Exhibition Highlights: April 2017

 

Exhibition Highlights: April 2017

The ARTBerlin exhibition guide for this month puts forward the unconventional, obscure and sometimes heavily digestible art: Street art, academic conceptual art and some food for thought on political issues. Enjoy!

Street art by one of the exhibited artists at The Haus

Street art by one of the exhibited artists at The Haus


The Haus // Ein Kunstwerk für die Endlichkeit 

1st April – 31st May 2017

Created to be destroyed: Das Haus is a two-month long run of artistic projects under the crumbling roof of an abandoned bank building, which is scheduled for demolition in August. Located in the midst posh Ku’damm Das Haus devotes its multi-storey complex to showing art of various media. Thus they aim to breathe life into the building, which in the past and in the future again will house vampire capitalists. Quoting the press officers the only aim is to create something so mind-blowing that peope are forced to tell others about it. See for yourself if they have succeeded!

DAS HAUS, Nürnberger Straße 68/69, 10787 Berlin
 
Subigi Rao, Stabbing at Immortality: Building a Better Jellyfish, Installation 2013 shown at The Retrospectacle of S. Raoul · Earl Lu Gallery, Singapore

Subigi Rao, Stabbing at Immortality: Building a Better Jellyfish, Installation 2013 shown at The Retrospectacle of S. Raoul · Earl Lu Gallery, Singapore

Künstlerhaus Bethanien // Shubigi Rao & Lyndal Walker

Opening: 13th April

Artists in residence Shubigi Rao and Lyndal Walker present the fruits of their labour at Künstlerhaus Bethanien from 13th April onwards. The two artists could not be more different: Rao’s work takes on complex historical issues such as the culture of science, epistemology, neuroscience and cultural genocide and assimilates her research into meticulously conceptualised installations, books and paintings. Lyndal Walker on the other hand focusses on contemporary consumerism and often uses fashion as artistic medium to express the ambivalence she feels towards today’s society. 

Künstlerhaus Bethanien, Kottbusser Str. 10, 10999 Berlin

Monira Al Qadiri, Rumors of Affluence, 2012, video still

Monira Al Qadiri, Rumors of Affluence, 2012, video still


ACUD Gallery // Monira Al-Qadiri

25. March – 23. April 2017

In her recent video installations and sculptures the artist Monira Al-Qadiri recounts narratives from the gulf states, lending a highly political and cultural perspective to her place of origin. Born in Senegal and raised in Kuwait, Al-Qadiri studied and received her PhD in Intermedia Art in Japan.
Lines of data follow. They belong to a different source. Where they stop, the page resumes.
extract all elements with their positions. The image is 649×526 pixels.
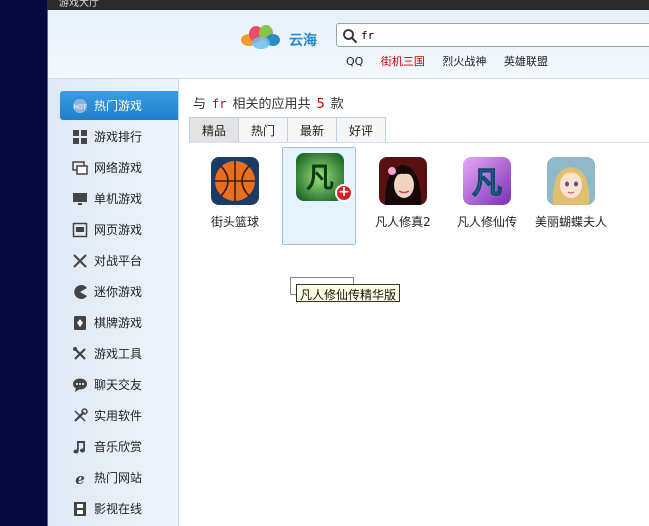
tools-icon <box>72 346 88 362</box>
result-keyword: fr <box>212 97 227 111</box>
ie-icon: e <box>72 470 88 486</box>
sidebar-item-movies-online[interactable]: 影视在线 <box>60 494 178 523</box>
app-name: 凡人修真2 <box>375 215 431 229</box>
app-window: 云海 QQ 街机三国 烈火战神 英雄联盟 HOT 热门游戏 游戏排行 网络游戏 <box>47 10 649 526</box>
sidebar-item-mini-games[interactable]: 迷你游戏 <box>60 277 178 306</box>
sidebar-item-label: 影视在线 <box>94 502 143 516</box>
sidebar-item-label: 音乐欣赏 <box>94 440 143 454</box>
sidebar-item-single-games[interactable]: 单机游戏 <box>60 184 178 213</box>
app-item-fanren-xiuzhen2[interactable]: 凡人修真2 <box>366 151 440 249</box>
window-titlebar[interactable]: 游戏大厅 <box>47 0 649 10</box>
music-icon <box>72 439 88 455</box>
cards-icon <box>72 315 88 331</box>
add-plus-icon[interactable]: + <box>335 184 353 202</box>
ranking-icon <box>72 129 88 145</box>
sidebar-item-hot-games[interactable]: HOT 热门游戏 <box>60 91 178 120</box>
basketball-icon <box>211 157 259 205</box>
app-grid: 街头篮球 凡 + 凡人修真2 凡 凡人修仙传 美丽蝴蝶夫人 <box>180 147 649 271</box>
app-item-fanren-jinghua[interactable]: 凡 + <box>282 147 356 245</box>
app-item-fanren-xiuxianzhuan[interactable]: 凡 凡人修仙传 <box>450 151 524 249</box>
hotword-qq[interactable]: QQ <box>346 55 363 68</box>
sidebar-item-music[interactable]: 音乐欣赏 <box>60 432 178 461</box>
sidebar-item-label: 游戏排行 <box>94 130 143 144</box>
crossed-swords-icon <box>72 253 88 269</box>
hotword-list: QQ 街机三国 烈火战神 英雄联盟 <box>346 53 562 69</box>
result-summary: 与 fr 相关的应用共 5 款 <box>193 93 344 112</box>
svg-text:凡: 凡 <box>306 161 334 194</box>
sidebar-item-web-games[interactable]: 网页游戏 <box>60 215 178 244</box>
tab-featured[interactable]: 精品 <box>189 117 239 143</box>
app-name: 美丽蝴蝶夫人 <box>534 215 607 229</box>
sidebar-item-chat-friends[interactable]: 聊天交友 <box>60 370 178 399</box>
tab-top-rated[interactable]: 好评 <box>336 117 386 143</box>
svg-text:HOT: HOT <box>74 104 87 111</box>
desktop-background <box>0 0 47 526</box>
sidebar-item-game-tools[interactable]: 游戏工具 <box>60 339 178 368</box>
sidebar-item-label: 聊天交友 <box>94 378 143 392</box>
tab-newest[interactable]: 最新 <box>287 117 337 143</box>
sidebar-item-label: 网络游戏 <box>94 161 143 175</box>
tab-divider <box>189 142 649 143</box>
search-input[interactable] <box>361 26 641 44</box>
app-name: 凡人修仙传 <box>456 215 517 229</box>
app-name: 街头篮球 <box>210 215 259 229</box>
header: 云海 QQ 街机三国 烈火战神 英雄联盟 <box>48 10 649 79</box>
hotword-liehuozhanshen[interactable]: 烈火战神 <box>442 55 486 68</box>
result-prefix: 与 <box>193 97 207 112</box>
logo-text: 云海 <box>289 33 317 49</box>
svg-text:e: e <box>75 470 85 486</box>
search-box[interactable] <box>336 23 649 47</box>
pacman-icon <box>72 284 88 300</box>
network-game-icon <box>72 160 88 176</box>
sidebar-item-label: 单机游戏 <box>94 192 143 206</box>
hotword-yingxionglianmeng[interactable]: 英雄联盟 <box>504 55 548 68</box>
sidebar-item-label: 对战平台 <box>94 254 143 268</box>
sidebar-item-label: 迷你游戏 <box>94 285 143 299</box>
film-icon <box>72 501 88 517</box>
result-suffix: 款 <box>330 97 344 112</box>
fanren2-portrait-icon <box>379 157 427 205</box>
sidebar-item-label: 网页游戏 <box>94 223 143 237</box>
sidebar-item-hot-websites[interactable]: e 热门网站 <box>60 463 178 492</box>
webpage-icon <box>72 222 88 238</box>
chat-icon <box>72 377 88 393</box>
svg-text:凡: 凡 <box>472 166 502 201</box>
butterfly-lady-icon <box>547 157 595 205</box>
sidebar-item-label: 实用软件 <box>94 409 143 423</box>
fanren-purple-icon: 凡 <box>463 157 511 205</box>
utility-icon <box>72 407 88 424</box>
sidebar-item-battle-platform[interactable]: 对战平台 <box>60 246 178 275</box>
tab-popular[interactable]: 热门 <box>238 117 288 143</box>
sidebar-item-label: 热门游戏 <box>94 99 143 113</box>
hotword-jiejisanguo[interactable]: 街机三国 <box>381 55 425 68</box>
app-tooltip: 凡人修仙传精华版 <box>296 284 401 302</box>
monitor-icon <box>72 191 88 207</box>
sidebar-item-network-games[interactable]: 网络游戏 <box>60 153 178 182</box>
window-title: 游戏大厅 <box>59 0 99 9</box>
sidebar-item-board-games[interactable]: 棋牌游戏 <box>60 308 178 337</box>
sidebar-item-label: 热门网站 <box>94 471 143 485</box>
tab-bar: 精品 热门 最新 好评 <box>189 117 386 143</box>
app-item-butterfly-lady[interactable]: 美丽蝴蝶夫人 <box>534 151 608 249</box>
sidebar-item-label: 游戏工具 <box>94 347 143 361</box>
search-icon[interactable] <box>342 28 358 44</box>
sidebar-item-utility-software[interactable]: 实用软件 <box>60 401 178 430</box>
app-item-street-basketball[interactable]: 街头篮球 <box>198 151 272 249</box>
hot-icon: HOT <box>72 98 88 114</box>
result-middle: 相关的应用共 <box>232 97 311 112</box>
sidebar-item-label: 棋牌游戏 <box>94 316 143 330</box>
sidebar: HOT 热门游戏 游戏排行 网络游戏 单机游戏 网页游戏 对战平台 迷你游戏 棋… <box>48 79 179 526</box>
result-count: 5 <box>316 97 325 112</box>
main-content: 与 fr 相关的应用共 5 款 精品 热门 最新 好评 街头篮球 凡 + 凡人修… <box>180 79 649 526</box>
sidebar-item-game-ranking[interactable]: 游戏排行 <box>60 122 178 151</box>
In her various videos she zooms in on different bubbles within middle-eastern life: One is an in-depth study of the Saudi stock exchange, which tells stories of unfathomable wealth, financial crisis and corruption; one is a look into camel racing, an oddly popular pass-time of oil sheiks, which only recently recognised that using children as jockeys might be a human rights violation, while another video superimposes images of domestic staff onto Saudi soap operas, thus granting a class of people visibility that ordinarily are carefully edited from the pristine image the media paints of domestic reality.  

ACUD Gallery, Veteranenstraße 21, 10119 Berlin Mitte

Chto Dlat, Performative Practices Of Our Time, 2017, digital prints. Nails by Regina Rodriguez. The design on the stickers depicts the Virgin Mary. 2016

Chto Dlat, Performative Practices Of Our Time, 2017, digital prints. Nails by Regina Rodriguez. The design on the stickers depicts the Virgin Mary.


KOW // Chto Dlat: On the Possibility of Light &

Mario Pfeiffer: On Fear and Education, Disenchantment and Justice, Protest and Disunion in Saxony

Chto Delat closing 9th April; Mario Pfeiffer runs indefinitely
 
The artist Chto Dlat recognises a profound demise of enlightenment ideals, which 200 years ago tempted  humanity with the promise of progress through scientific, (neo-) colonial and economic advances. Populists, nationalists and autocrats in Turkey, England, Germany, Poland and the US  are „turning off the lights“ on these ideals. In Dlat’s exhibition he endeavours to turn the lights back on.
 
Meanwhile Mario Pfeiffer’s video work documents the thoughts and worries of everyday people in Saxony, Germany. While watching, it becomes clear, that these women and men, while having such diverse jobs as psychoanalyst, conflict researcher or concerned business owner, they have one thing in common: They helped found Pegida, the ultra-nationalist right-wing organisation, which fuelled mass protests against immigration. The video gives us an intimate insight into the minds of the people behind right-wing populism, who are seldomly represented in the media bubble we create around ourselves.